Monday, July 15, 2013

Back to work tomorrow...

Today we went with Paul & Karen to Stirling Castle.  This is one of Scotland’s most famous castles.  If you look at a map, Scotland is almost cut in half by the River Clyde which flows west into the Firth of Clyde and the River Forth which flows east into the Firth of Forth.  Edinburgh is on the east coast and Glasgow is on the west coast.  Stirling is right in the middle between the two cities.  It was a major city…and castle.  It has been said that if you control the Stirling Castle, you can control Scotland.  (I’ve heard the same thing said about the Edinburgh Castle, but I’ll let the historians debate that one.)  On a clear day from the Stirling castle one can see Arthur’s Seat to the east in Edinburgh and Ben Lomond to the west.
There is so much to see at Stirling Castle.  We arrived about 10:30 in the morning and left about 5:30 in the afternoon.  They have just finished a £12 million restoration (that is about $18 million) of the King’s Palace within the Castle.  We have been learning much more about the Scottish history and the reign of the kings and queens and how they were related. 

The Castle was first built in the 12th century but was destroyed by Robert the Bruce in the14th century to prevent the English from occupying it.  Most of the present castle was built by James IV, King of Scotland (reigned 1488–1513)
James V, his son (reigned 1513–1542), added the royal palace with the King's quarters and the Queen’s quarters.  Before he could move in with his queen he died so he never occupied his new palace.  His daughter, Mary was crowned queen in the Royal Chapel when she was 9 months old and became Mary, Queen of Scots.  (She was born down the road a bit at the Palace in Linlithgow)
This is a view of the William Wallace Monument from the entrance of the Castle.  Wallace was victorious at the Battle of Stirling Bridge, September 11, 1297.  The battle was won because of patience and good military strategy.  We learned some history about Wallace and Robert the Bruce.  Bruce defeated the English at the Battle of Bannockburn.  We also learned that the movie "Brave heart" is not accurate according to Scottish History...but that is another story!

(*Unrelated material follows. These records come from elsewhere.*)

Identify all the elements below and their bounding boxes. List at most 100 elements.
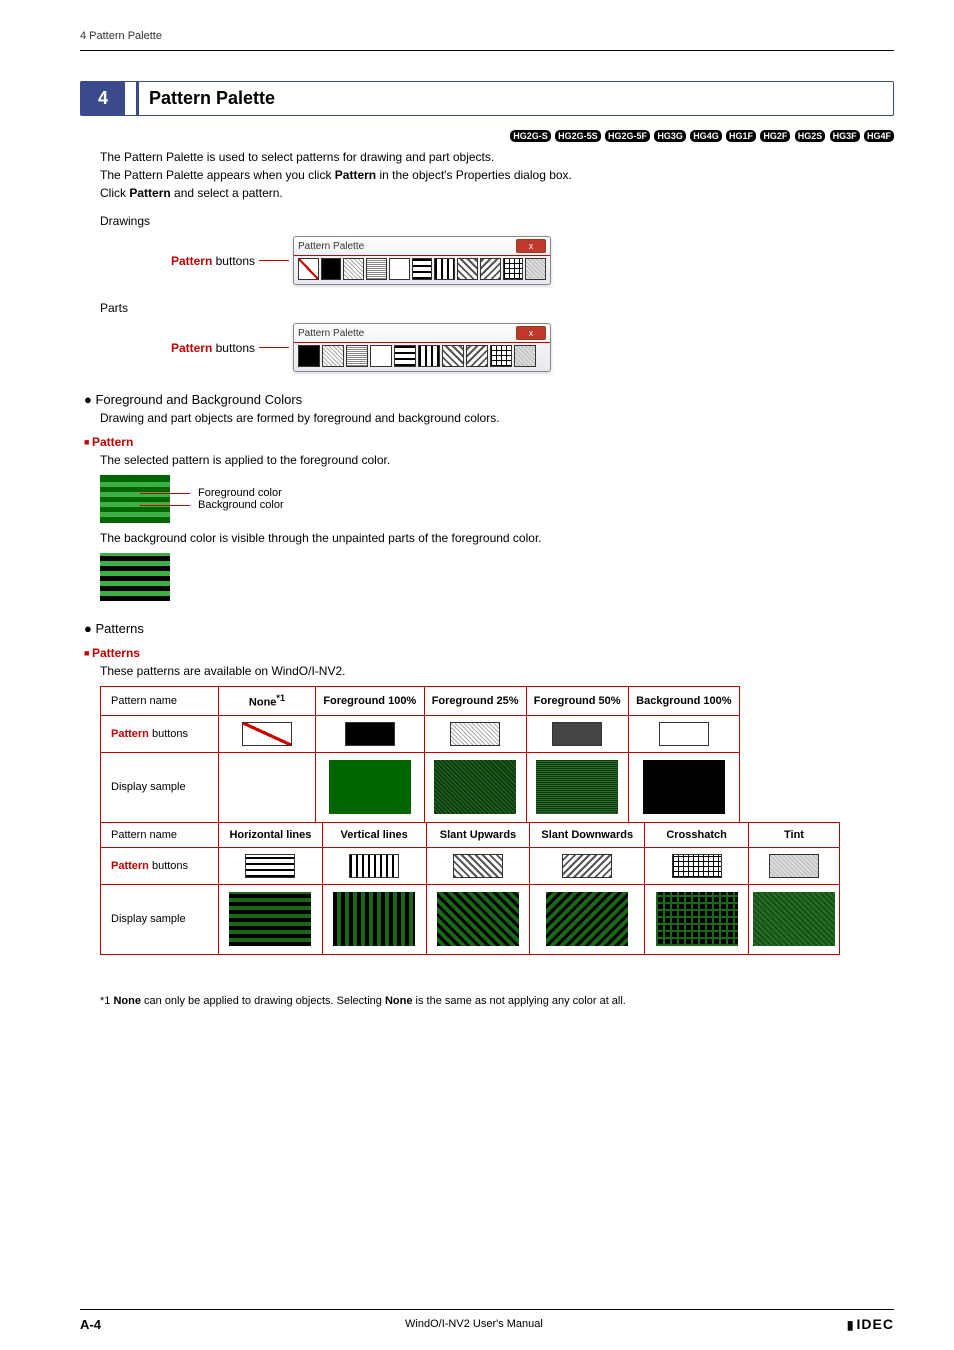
pattern-crosshatch[interactable] [490, 345, 512, 367]
cell: Foreground 25% [424, 687, 526, 716]
cell: Background 100% [628, 687, 739, 716]
patterns-table-2: Pattern name Horizontal lines Vertical l… [100, 822, 840, 955]
badge: HG3G [654, 130, 686, 142]
callout-line [259, 347, 289, 348]
cell [315, 752, 424, 822]
cell: None*1 [219, 687, 316, 716]
patterns-table-1: Pattern name None*1 Foreground 100% Fore… [100, 686, 740, 823]
cell: Pattern buttons [101, 715, 219, 752]
pattern-slant-down[interactable] [480, 258, 501, 280]
pattern-tint[interactable] [525, 258, 546, 280]
cell [526, 752, 628, 822]
pattern-vlines[interactable] [434, 258, 455, 280]
patterns-heading: Patterns [84, 621, 894, 636]
cell [219, 715, 316, 752]
pattern-none[interactable] [298, 258, 319, 280]
callout-fg: Foreground color [180, 487, 284, 499]
pattern-buttons-label: Pattern buttons [100, 341, 255, 355]
callout-bg: Background color [180, 499, 284, 511]
pattern-fg100[interactable] [298, 345, 320, 367]
title-gap [125, 82, 139, 115]
pattern-bg100[interactable] [370, 345, 392, 367]
cell: Slant Downwards [530, 822, 645, 847]
cell: Pattern name [101, 822, 219, 847]
pattern-vlines[interactable] [418, 345, 440, 367]
cell: Foreground 50% [526, 687, 628, 716]
cell [322, 847, 426, 884]
cell [526, 715, 628, 752]
pattern-palette-window: Pattern Palette x [293, 236, 551, 285]
demo-swatch [100, 475, 170, 523]
fgbg-heading: Foreground and Background Colors [84, 392, 894, 407]
cell: Pattern name [101, 687, 219, 716]
badge: HG2S [795, 130, 826, 142]
text: and select a pattern. [171, 186, 283, 200]
cell [530, 847, 645, 884]
badge: HG1F [726, 130, 756, 142]
cell [219, 752, 316, 822]
running-header: 4 Pattern Palette [80, 30, 894, 42]
pattern-crosshatch[interactable] [503, 258, 524, 280]
pattern-subheading: Pattern [84, 435, 894, 449]
pattern-tint[interactable] [514, 345, 536, 367]
text-bold: Pattern [335, 168, 376, 182]
section-number: 4 [81, 82, 125, 115]
pattern-hlines[interactable] [394, 345, 416, 367]
cell [530, 884, 645, 954]
pattern-fg25[interactable] [343, 258, 364, 280]
callout-line [259, 260, 289, 261]
text: in the object's Properties dialog box. [376, 168, 572, 182]
palette-title: Pattern Palette [298, 241, 364, 252]
palette-title: Pattern Palette [298, 328, 364, 339]
intro-1: The Pattern Palette is used to select pa… [100, 150, 894, 164]
badge: HG4G [690, 130, 722, 142]
pattern-fg50[interactable] [346, 345, 368, 367]
intro-3: Click Pattern and select a pattern. [100, 186, 894, 200]
pattern-slant-up[interactable] [442, 345, 464, 367]
pattern-slant-up[interactable] [457, 258, 478, 280]
fg-demo: Foreground color Background color [100, 475, 894, 523]
pattern-fg50[interactable] [366, 258, 387, 280]
cell [749, 847, 840, 884]
cell [219, 847, 323, 884]
pattern-line1: The selected pattern is applied to the f… [100, 453, 894, 467]
badge: HG2G-5S [555, 130, 601, 142]
pattern-slant-down[interactable] [466, 345, 488, 367]
cell [628, 715, 739, 752]
parts-label: Parts [100, 301, 894, 315]
divider [80, 50, 894, 51]
cell: Tint [749, 822, 840, 847]
cell [424, 715, 526, 752]
pattern-palette-window: Pattern Palette x [293, 323, 551, 372]
parts-palette-row: Pattern buttons Pattern Palette x [100, 323, 894, 372]
cell: Pattern buttons [101, 847, 219, 884]
cell [749, 884, 840, 954]
footnote: *1 None can only be applied to drawing o… [100, 995, 894, 1007]
model-badges: HG2G-S HG2G-5S HG2G-5F HG3G HG4G HG1F HG… [80, 128, 894, 142]
pattern-fg100[interactable] [321, 258, 342, 280]
cell: Vertical lines [322, 822, 426, 847]
close-icon[interactable]: x [516, 326, 546, 340]
intro-2: The Pattern Palette appears when you cli… [100, 168, 894, 182]
cell [645, 847, 749, 884]
idec-logo: IDEC [847, 1316, 894, 1332]
cell [315, 715, 424, 752]
text: Click [100, 186, 129, 200]
cell [322, 884, 426, 954]
close-icon[interactable]: x [516, 239, 546, 253]
section-heading: Pattern Palette [139, 82, 285, 115]
cell: Slant Upwards [426, 822, 530, 847]
pattern-hlines[interactable] [412, 258, 433, 280]
text: The Pattern Palette appears when you cli… [100, 168, 335, 182]
cell [645, 884, 749, 954]
drawings-palette-row: Pattern buttons Pattern Palette x [100, 236, 894, 285]
pattern-line2: The background color is visible through … [100, 531, 894, 545]
bg-demo [100, 553, 170, 601]
pattern-fg25[interactable] [322, 345, 344, 367]
pattern-buttons-label: Pattern buttons [100, 254, 255, 268]
pattern-bg100[interactable] [389, 258, 410, 280]
cell: Crosshatch [645, 822, 749, 847]
badge: HG4F [864, 130, 894, 142]
text-bold: Pattern [129, 186, 170, 200]
cell: Display sample [101, 752, 219, 822]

This is looking up from the Queen Anne's Garden to the Palace that James V built
Another view to the Palace and the Castle entrance.  When the Palace was built, the entrance had four of those round columns.  The base of the third is still there and the fourth is gone.  They were almost twice as tall as they currently are now but were damaged in fighting over the years.
This is the Palace and the Great Hall from the Outer Close.

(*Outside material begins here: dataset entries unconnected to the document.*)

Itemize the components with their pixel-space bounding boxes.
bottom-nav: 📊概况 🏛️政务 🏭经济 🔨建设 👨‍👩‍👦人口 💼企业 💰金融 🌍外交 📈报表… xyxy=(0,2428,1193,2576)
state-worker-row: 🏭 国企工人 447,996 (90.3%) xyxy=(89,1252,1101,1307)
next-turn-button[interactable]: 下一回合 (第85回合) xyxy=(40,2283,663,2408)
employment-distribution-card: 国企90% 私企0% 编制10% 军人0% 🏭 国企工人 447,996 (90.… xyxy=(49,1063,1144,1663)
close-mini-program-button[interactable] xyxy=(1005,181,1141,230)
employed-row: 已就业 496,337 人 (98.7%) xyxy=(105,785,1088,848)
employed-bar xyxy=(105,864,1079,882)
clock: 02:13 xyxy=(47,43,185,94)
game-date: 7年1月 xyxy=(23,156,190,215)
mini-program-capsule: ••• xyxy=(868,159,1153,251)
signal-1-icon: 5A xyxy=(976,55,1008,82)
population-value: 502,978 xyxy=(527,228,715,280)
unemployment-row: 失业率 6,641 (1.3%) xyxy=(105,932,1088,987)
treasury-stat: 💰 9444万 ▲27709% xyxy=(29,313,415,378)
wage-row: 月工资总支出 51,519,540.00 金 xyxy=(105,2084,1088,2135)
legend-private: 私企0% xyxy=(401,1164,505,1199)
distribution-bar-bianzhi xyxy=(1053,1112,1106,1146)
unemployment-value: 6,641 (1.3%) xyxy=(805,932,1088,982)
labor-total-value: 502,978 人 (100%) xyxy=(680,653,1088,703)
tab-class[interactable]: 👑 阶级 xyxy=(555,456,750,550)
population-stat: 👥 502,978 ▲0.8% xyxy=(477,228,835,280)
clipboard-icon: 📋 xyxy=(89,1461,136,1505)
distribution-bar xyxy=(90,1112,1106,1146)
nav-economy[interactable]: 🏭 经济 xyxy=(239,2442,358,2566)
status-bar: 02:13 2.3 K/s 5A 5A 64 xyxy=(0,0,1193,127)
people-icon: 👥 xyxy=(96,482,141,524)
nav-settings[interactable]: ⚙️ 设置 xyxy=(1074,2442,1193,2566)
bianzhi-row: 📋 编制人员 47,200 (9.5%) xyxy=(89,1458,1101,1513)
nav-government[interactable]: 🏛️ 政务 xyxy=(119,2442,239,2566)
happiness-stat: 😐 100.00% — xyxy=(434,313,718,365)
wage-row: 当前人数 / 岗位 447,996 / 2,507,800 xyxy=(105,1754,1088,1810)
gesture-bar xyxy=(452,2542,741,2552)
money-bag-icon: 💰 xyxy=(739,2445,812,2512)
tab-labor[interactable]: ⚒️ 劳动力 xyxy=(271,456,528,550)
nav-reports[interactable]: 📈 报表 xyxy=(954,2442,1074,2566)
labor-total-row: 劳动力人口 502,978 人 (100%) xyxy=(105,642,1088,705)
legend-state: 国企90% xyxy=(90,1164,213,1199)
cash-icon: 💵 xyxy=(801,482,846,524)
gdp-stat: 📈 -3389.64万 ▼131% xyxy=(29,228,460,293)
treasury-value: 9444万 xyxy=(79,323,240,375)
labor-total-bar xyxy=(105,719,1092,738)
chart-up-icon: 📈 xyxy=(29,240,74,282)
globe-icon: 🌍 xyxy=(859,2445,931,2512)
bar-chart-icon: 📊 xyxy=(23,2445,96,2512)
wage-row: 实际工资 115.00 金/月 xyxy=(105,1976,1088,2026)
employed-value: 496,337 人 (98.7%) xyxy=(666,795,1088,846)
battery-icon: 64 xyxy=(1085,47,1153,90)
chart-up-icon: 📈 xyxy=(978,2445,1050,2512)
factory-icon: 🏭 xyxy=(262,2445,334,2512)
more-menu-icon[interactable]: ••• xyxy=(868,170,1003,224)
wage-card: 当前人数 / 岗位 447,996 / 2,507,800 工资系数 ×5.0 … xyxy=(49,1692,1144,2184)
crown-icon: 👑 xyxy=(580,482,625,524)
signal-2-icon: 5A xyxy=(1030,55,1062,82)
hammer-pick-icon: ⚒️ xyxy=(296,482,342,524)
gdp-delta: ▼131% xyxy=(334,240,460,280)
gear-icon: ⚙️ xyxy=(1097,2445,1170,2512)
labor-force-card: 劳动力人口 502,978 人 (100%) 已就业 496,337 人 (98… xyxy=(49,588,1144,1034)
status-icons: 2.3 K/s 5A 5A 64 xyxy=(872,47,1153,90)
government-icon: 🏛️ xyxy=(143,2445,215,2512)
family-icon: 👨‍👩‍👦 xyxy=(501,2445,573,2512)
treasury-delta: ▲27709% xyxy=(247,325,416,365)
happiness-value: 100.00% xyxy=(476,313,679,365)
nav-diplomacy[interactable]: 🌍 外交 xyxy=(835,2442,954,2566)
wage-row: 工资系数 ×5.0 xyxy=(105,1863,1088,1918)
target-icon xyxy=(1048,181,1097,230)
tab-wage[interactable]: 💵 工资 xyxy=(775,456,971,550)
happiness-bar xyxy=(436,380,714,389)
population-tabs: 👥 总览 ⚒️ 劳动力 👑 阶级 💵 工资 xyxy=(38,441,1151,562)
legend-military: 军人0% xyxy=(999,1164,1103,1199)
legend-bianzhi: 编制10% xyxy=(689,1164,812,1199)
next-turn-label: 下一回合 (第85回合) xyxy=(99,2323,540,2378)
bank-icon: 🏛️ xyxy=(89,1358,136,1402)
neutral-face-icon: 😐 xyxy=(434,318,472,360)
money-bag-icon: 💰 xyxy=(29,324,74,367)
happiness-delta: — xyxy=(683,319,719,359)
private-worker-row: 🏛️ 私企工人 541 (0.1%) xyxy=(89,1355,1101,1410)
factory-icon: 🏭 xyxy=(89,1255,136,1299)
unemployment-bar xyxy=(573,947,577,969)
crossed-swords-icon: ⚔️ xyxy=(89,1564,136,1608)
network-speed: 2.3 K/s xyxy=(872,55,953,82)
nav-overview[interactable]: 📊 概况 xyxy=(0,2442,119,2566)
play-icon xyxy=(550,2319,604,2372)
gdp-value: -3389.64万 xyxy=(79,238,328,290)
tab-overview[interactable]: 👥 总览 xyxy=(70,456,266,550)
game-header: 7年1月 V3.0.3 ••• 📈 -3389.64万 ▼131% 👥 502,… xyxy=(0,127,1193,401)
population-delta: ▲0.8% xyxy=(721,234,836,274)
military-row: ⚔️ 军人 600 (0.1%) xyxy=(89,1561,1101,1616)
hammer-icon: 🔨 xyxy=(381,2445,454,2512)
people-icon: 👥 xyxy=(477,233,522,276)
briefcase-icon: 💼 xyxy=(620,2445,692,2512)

The Great Hall looks out of place with this gold colour.  In the research they have done, and when they were restoring the Hall, they found that the stone walls had been plastered over with seven layers of plaster and painted with and Ochre paint.  Research has proven that when many of the buildings were constructed they were very colourfully decorated.
The Royal Chapel and the Great Hall
This is inside the King's quarters.  The major restoration project was completed in 1998.  The research took 13 years to complete and found that the inside of the palace would have been very colourful.  Also, the statues on the outside of the palace would have also been coloured very beautifully.  This was a sign of wealth.  James V was well traveled and brought back from France much of the French culture...and a beautiful wife.  His first wife died shortly after they were married and he went back to France for his second wife...Mary of Guise.
The research also have found that the fire places in the palace would have been coal burning.  Burning pete was too smokey and the fireplace was not large enough for wood.  The fireplaces in the Great Hall and the kitchens would have been wood burning.
This is the Queen's quarters.  Since James V died before they could move in, Mary was left to finish overseeing the construction and she never furnished the King's quarters but did furnish her quarters.  This is decorated in a way that research developed what it may have looked like.
These are tapestries hanging on the wall.  They have recreated tapestries that were hanging in the castle which were all made by hand using the method from the 16th century.  The originals are in museums.  They are currently making another one which we were able to see the weavers working on.
This is a view of the castle for down the street.  The castle is high on a hill that is cliffs on three sides.  The castle was reachable by boat which made it a great location.  Boats could come up the Forth with supplies and guests.  It is a marvelous treasure and if anyone comes to Scotland, this is a "must see"!!